Eşeğini kaybeden köylü gibi, biz de elimizde yularla dolanıyoruz. Bir zamanlar elimizde yük vardı, şimdi geçmişin hayali… O domuzlar sofralarında ballı kaymaklı ihale dosyaları yerken, biz markette indirim kuyruklarında eşeğimizi arıyoruz.
Şeker Eriyor, Ama Tat Kalmıyor
Eriyen sadece şeker değil, bizim sabrımızdı. Yitip giden sadece tuz değil, bizim direncimizdi. Ve bu gidişata karşı hâlâ ses etmeyenlerin sorunu akıl değil, omurgadır. Çünkü bu sistem, düşünme yetisini değil, dik durma iradesini yok etti.
Bizi her yağmurda ıslatanlar, sonra kurutacaklarını vaad ettiler.

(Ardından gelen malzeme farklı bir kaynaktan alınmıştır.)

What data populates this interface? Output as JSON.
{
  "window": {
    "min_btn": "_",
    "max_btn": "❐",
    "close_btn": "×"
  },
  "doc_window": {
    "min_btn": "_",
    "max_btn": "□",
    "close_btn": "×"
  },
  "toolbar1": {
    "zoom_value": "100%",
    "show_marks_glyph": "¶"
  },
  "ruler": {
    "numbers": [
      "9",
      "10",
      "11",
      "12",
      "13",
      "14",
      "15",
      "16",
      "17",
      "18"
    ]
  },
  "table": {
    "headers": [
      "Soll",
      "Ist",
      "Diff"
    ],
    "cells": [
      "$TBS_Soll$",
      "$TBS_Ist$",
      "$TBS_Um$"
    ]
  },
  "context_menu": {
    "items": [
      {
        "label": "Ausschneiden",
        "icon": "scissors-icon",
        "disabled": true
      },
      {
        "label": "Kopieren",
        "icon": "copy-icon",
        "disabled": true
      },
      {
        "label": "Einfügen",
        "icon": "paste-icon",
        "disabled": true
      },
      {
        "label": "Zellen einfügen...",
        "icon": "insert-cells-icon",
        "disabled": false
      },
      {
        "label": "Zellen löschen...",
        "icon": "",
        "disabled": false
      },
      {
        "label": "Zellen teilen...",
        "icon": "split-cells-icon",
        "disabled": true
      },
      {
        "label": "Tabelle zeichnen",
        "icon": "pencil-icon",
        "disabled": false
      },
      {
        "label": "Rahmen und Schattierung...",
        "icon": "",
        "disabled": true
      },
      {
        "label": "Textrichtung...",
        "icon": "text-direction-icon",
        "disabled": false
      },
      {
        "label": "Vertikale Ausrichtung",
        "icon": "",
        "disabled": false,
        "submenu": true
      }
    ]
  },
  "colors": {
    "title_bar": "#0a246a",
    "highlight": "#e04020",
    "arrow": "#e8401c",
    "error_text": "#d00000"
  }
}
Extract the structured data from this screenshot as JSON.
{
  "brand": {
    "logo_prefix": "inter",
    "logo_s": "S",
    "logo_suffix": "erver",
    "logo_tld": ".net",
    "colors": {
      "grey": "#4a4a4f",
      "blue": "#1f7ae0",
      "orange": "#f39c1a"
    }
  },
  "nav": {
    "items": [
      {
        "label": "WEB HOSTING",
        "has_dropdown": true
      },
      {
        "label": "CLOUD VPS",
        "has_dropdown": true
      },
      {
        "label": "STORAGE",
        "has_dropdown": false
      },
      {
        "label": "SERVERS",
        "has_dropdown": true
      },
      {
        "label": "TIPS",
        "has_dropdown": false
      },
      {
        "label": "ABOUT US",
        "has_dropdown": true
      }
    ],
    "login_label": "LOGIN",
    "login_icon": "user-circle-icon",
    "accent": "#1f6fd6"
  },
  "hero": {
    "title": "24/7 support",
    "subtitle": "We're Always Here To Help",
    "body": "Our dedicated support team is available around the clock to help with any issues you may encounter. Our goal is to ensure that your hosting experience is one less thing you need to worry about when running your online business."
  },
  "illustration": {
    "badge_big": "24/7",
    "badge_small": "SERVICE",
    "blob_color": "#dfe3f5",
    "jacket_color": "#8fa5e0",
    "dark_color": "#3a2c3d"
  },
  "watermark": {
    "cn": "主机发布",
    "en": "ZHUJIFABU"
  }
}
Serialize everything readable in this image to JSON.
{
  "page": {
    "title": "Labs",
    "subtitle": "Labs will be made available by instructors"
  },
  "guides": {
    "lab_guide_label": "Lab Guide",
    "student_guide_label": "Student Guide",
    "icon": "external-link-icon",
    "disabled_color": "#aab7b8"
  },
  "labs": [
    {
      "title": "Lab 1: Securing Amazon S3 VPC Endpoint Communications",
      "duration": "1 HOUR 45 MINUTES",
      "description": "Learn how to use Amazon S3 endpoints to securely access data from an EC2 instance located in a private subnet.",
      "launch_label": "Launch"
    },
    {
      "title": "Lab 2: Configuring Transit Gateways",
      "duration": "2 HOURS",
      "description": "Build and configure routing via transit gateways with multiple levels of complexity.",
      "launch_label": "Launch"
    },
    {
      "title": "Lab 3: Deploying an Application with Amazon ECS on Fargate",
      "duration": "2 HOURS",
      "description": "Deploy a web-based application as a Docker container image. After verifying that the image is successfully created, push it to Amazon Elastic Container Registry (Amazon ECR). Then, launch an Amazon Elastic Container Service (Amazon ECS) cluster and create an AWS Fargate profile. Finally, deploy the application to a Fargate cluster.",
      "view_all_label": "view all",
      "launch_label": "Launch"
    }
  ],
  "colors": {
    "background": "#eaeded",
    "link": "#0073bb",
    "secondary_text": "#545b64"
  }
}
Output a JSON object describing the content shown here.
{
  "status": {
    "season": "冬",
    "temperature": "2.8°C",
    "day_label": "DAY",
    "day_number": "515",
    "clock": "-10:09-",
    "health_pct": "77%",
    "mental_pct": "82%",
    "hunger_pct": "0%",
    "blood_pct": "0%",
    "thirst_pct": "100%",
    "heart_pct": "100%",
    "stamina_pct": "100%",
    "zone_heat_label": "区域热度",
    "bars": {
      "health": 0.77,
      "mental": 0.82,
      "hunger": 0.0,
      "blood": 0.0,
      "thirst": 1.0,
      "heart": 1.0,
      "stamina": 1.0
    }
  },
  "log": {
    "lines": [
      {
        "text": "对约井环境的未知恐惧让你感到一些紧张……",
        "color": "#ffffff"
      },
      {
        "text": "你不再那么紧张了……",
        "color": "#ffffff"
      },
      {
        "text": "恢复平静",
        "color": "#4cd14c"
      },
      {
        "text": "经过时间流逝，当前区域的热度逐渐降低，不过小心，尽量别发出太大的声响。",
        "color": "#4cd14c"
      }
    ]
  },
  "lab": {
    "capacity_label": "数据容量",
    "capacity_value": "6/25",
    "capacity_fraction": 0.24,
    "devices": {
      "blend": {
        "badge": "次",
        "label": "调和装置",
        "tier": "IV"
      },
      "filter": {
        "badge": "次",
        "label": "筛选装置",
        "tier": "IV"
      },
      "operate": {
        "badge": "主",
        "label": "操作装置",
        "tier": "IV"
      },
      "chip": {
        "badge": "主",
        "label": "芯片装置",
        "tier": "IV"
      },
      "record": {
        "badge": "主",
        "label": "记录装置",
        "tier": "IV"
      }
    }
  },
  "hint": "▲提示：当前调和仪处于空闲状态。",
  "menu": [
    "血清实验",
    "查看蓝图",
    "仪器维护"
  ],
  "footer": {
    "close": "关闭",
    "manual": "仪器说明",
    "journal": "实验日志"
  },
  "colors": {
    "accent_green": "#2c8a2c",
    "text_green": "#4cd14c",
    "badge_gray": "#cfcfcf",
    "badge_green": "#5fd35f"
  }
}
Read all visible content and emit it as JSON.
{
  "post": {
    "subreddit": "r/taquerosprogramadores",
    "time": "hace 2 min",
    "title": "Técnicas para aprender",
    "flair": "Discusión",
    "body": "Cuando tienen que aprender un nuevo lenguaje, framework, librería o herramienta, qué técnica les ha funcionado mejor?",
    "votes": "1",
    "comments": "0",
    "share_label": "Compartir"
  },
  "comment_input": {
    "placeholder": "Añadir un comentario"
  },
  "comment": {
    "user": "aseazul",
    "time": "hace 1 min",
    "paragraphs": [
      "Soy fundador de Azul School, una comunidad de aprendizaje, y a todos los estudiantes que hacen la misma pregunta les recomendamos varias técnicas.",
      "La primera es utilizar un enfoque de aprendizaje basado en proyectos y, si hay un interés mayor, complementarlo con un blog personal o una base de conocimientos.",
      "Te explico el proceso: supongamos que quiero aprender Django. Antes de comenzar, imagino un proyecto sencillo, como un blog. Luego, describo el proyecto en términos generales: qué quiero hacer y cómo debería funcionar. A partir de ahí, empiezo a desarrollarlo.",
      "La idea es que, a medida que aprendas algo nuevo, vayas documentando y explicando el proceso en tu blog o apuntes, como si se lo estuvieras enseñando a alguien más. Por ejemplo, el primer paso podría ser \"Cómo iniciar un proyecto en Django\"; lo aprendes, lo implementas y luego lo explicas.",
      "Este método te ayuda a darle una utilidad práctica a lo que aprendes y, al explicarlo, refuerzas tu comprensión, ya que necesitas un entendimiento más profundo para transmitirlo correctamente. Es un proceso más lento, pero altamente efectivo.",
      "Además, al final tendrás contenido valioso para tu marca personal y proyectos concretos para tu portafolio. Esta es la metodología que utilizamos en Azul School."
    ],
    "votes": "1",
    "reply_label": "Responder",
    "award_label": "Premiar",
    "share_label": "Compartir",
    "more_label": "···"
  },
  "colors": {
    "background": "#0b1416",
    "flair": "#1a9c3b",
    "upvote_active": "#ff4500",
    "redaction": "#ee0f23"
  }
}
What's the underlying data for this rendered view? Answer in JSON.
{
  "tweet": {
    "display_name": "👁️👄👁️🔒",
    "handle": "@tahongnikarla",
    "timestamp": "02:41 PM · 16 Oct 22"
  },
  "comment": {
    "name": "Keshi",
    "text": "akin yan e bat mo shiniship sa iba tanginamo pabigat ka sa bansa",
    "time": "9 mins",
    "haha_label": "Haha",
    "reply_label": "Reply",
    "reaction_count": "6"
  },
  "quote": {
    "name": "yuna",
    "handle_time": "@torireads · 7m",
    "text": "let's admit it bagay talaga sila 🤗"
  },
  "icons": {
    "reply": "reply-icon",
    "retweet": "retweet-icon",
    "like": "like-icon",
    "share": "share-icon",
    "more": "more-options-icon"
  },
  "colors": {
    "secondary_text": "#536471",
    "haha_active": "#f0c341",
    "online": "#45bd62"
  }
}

Her yıldırımda yakanlar, sonra güneşi getireceklerini söylediler. Her tufanda bizi mağaralara atanlar, şimdi fenerle arıyorlar: “Haydi çıkın, yeni kalkınma hamlesi başlıyor!”
Ne Olur Diye Bekleyen Milletin Trajedisi
Halk, artık dua etmiyor; halk, bekliyor. “Ne olur şimdi ne olacak?” diye gözünü yukarı değil, aşağıya dikmiş. Televizyon ekranına, sosyal medyaya, liderin ağzına… “Yeni zam ne zaman?” “Yeni seçim vaadi ne olacak?” “Şu ihaleyi kim aldı?” “Bu sefer yine kandırılacak mıyız?”
Halkın bekleyişi bir dua değil, bir çaresizliktir. Fener artık kurtuluşu değil, aldatılışı sembolize eder.
Mağarada Değil, Gönüllerde Karanlık
Köylü mağaradaydı, ama biz zihinlerimizde karanlığa gömüldük. Çünkü mağarada bile yukarıdan ışık geliyordu. Şimdi ise zihinlerimize karanlık enjekte ediliyor. Her gün ekranda pompalanan haberlerle, dizilerle, ideolojik fenerlerle…
Ve her biri aynı şeyi söylüyor: “Bizden başkası yağmur yağdırır, tufan getirir, eşeği öldürür. Ama biz, sizin için buradayız!”
Hayır! Eşeği siz öldürdünüz! Tuzu siz erittiniz! Şekeri siz yediniz!
Eşeğini Arayan Millet, Fenerden Medet Ummaz
Bu millet artık eşeğini aramamalı, feneri sorgulamalı. O fener kimin elinde? O ışık kimi aydınlatıyor? O mağaraya kim attı bizi?
Bir köylünün mizahi duasıyla başlayan bu hikâye, aslında yüzyıllık bir trajedinin özeti gibidir. Mizah, acının zekâyla yoğrulmuş hâlidir. Biz ise artık ne acımızı dindirebiliyoruz ne de zekâmızı kullanabiliyoruz.
Ama umut, hâlâ yukarıdan gelen ışıkta değil, kendi içimizdedir.
“Anam avradım olsun” diye başlanan bir isyan, belki de geleceğin en doğru duasıdır.